OCaml Multicore - May 2021
Welcome to the May 2021 Multicore OCaml monthly report! This month's update along with the previous updates have been compiled by @avsm, @ctk21, @kayceesrk and @shakthimaan.
Firstly, all of our upstream activity on the OCaml compiler is now reported as part of the shiny new compiler development newsletter #2 that @gasche has started. This represents a small but important shift -- domains-only multicore is firmly locked in on the upstream roadmap for OCaml 5.0 and the whole OCaml compiler team has been helping and contributing to it, with the GC safe points feature being one of the last major multicore-prerequisites (and due to be in OCaml 4.13 soon).
This multicore newsletter will now focus on getting our ecosystem ready for domains-only multicore in OCaml 5.0, and on how the (not-yet-official) effect system and multicore IO stack is progressing. It's a long one this month, so settle in with your favourite beverage and let's begin :-)
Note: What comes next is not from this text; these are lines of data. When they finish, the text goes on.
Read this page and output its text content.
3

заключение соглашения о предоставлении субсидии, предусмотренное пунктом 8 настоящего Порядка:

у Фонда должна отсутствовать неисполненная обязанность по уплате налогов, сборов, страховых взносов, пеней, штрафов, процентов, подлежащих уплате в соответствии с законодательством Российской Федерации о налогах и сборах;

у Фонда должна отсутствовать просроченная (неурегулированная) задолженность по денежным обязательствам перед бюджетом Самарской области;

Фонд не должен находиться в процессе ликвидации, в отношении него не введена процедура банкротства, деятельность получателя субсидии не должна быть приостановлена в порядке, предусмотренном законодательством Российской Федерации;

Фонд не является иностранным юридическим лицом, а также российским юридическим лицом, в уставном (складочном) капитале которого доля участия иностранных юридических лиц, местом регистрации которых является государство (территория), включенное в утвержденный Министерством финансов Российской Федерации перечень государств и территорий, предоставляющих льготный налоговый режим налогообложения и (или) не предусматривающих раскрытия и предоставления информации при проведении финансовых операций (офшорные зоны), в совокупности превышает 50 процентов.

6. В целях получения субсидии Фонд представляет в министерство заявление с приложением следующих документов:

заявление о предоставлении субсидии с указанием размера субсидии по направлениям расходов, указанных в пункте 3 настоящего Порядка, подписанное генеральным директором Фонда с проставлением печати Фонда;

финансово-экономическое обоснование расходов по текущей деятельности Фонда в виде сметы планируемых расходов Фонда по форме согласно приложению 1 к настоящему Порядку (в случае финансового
OCaml Multicore: 4.12.0+domains
The multicore compiler now supports CTF runtime traces of its garbage collector and there are tools to display chrome tracing visualisations of the garbage collector events. A number of performance improvements (see speedup graphs later on) that highlight some ways to make best use of multicore were made to the existing benchmarks in Sandmark. There has also been work on scaling up to 128 cores/domains for task-based parallelism in domainslib using work stealing deques, bringing us closer to Cilk-style task-parallel performance.
As important as new features are what we have decided not to do. We've been working on and evaluating Domain Local Allocation Buffers (DLABs) for some time, with the intention of reducing the cost of minor GCs. We've found that the resulting performance didn't match our expectations (vs the complexity of the change), and so we've decided not to proceed with this for OCaml 5.0. You can find the DLAB summary page summarises our experiences. We'll come back to this post-OCaml 5.0 when there are fewer moving parts.
Ecosystem changes to prepare for 5.0.0 domains-only
As we are preparing 5.0 branches with the multicore branches over the coming months, we are stepping up preparations to ensure the OCaml ecosystem is ready.
Making the multicore compilers available by default in opam-repo
Over the next few week, we will be merging the multicore 4.12.0+domains and associated packages from their opam remote over in ocaml-multicore/multicore-opam into the mainline opam-repository. This is to make it more convenient to use the variant compilers to start testing your own packages with Domain
s.
As part of this change, there are two new base packages that will be available in opam-repository:
base-domains
: This package indicates that the current compiler has theDomain
module.base-effects
: This package indicates the current compiler has the experimental effect system.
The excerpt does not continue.